Brigham and Women's Hospital, Harvard Medical School, Boston, Massachusetts 02493, USA.
J Invest Dermatol. 2012 Mar;132(3 Pt 2):829-34. doi: 10.1038/jid.2011.400. Epub 2012 Jan 12.
Memory is the hallmark of the adaptive immune system, and the observation that infectious diseases often lead to lifelong immunity in individuals who survive a first infection became the genesis for the development of vaccines. Immunization, which is the iatrogenic engineering of a protective memory immune response to a pathogen, became a standard part of medical care in the twentieth century, and has had an almost incalculable positive effect on human health and wellness. Vaccines to many, but by no means all, infectious diseases have been developed and are in common use. Smallpox vaccine, arguably the most effective vaccine in human history, was (and still is) delivered through disrupted epidermis in a process called scarification. Virtually all vaccines today are delivered by means of a hypodermic needle and syringe into muscle, in a process that bypasses the epidermis and dermis and their attendant innate and adaptive immune attributes. This article discusses vaccines in the context of the newly appreciated paradigm of tissue-resident memory T cells, and specifically discusses the role of these cells in skin and other epithelial interfaces with the environment in the maintenance of protective immunity.

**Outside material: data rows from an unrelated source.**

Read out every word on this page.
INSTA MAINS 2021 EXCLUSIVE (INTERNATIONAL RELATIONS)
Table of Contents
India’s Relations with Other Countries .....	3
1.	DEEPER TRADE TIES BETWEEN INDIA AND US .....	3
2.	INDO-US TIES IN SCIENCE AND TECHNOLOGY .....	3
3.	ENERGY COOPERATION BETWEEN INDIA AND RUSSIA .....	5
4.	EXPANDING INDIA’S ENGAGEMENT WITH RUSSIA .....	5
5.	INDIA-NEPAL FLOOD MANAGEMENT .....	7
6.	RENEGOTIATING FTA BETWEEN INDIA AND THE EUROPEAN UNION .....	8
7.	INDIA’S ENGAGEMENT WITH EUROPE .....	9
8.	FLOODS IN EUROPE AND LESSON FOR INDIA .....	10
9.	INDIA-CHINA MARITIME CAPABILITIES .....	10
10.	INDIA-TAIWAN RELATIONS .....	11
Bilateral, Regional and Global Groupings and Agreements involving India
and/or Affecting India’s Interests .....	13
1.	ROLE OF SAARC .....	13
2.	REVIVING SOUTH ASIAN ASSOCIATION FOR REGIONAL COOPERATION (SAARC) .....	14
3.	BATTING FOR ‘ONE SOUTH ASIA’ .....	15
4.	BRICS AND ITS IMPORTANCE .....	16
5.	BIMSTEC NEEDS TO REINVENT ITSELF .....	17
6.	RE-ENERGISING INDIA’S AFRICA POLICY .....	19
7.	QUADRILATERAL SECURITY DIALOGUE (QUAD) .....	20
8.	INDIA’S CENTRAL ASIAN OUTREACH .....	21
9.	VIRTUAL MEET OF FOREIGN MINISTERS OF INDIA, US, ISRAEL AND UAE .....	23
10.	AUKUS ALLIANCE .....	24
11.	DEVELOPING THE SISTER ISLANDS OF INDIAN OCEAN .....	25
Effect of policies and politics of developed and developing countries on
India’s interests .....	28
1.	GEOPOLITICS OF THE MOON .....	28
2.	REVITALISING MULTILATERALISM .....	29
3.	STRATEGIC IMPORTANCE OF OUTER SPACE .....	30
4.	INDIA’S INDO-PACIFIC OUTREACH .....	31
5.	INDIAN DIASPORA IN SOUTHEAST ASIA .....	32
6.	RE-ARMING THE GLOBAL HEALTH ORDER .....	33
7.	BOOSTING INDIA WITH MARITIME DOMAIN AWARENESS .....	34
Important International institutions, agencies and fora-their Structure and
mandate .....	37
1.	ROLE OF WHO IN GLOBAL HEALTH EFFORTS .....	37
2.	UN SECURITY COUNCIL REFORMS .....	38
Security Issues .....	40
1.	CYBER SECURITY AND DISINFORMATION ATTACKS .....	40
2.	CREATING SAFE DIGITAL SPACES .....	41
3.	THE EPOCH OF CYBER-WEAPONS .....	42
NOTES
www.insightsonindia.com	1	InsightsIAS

记忆是适应性免疫系统的标志,观察到传染病经常导致首次感染后幸存的个体产生终身免疫力,这成为疫苗发展的起源。免疫接种是对病原体产生保护性记忆免疫反应的人为工程,它成为 20 世纪医疗保健的标准组成部分,对人类健康和福祉产生了几乎无法估量的积极影响。已经开发并广泛使用了许多传染病的疫苗,但并非所有传染病都有疫苗。天花疫苗可以说是人类历史上最有效的疫苗,它(现在仍然)通过一种称为划痕的过程通过受损的表皮传递。今天,几乎所有疫苗都是通过皮下注射针和注射器注入肌肉来接种,这个过程绕过了表皮和真皮及其伴随的先天和适应性免疫特性。本文讨论了在新出现的组织驻留记忆 T 细胞范例背景下的疫苗,并特别讨论了这些细胞在皮肤和其他与环境的上皮界面中在维持保护性免疫方面的作用。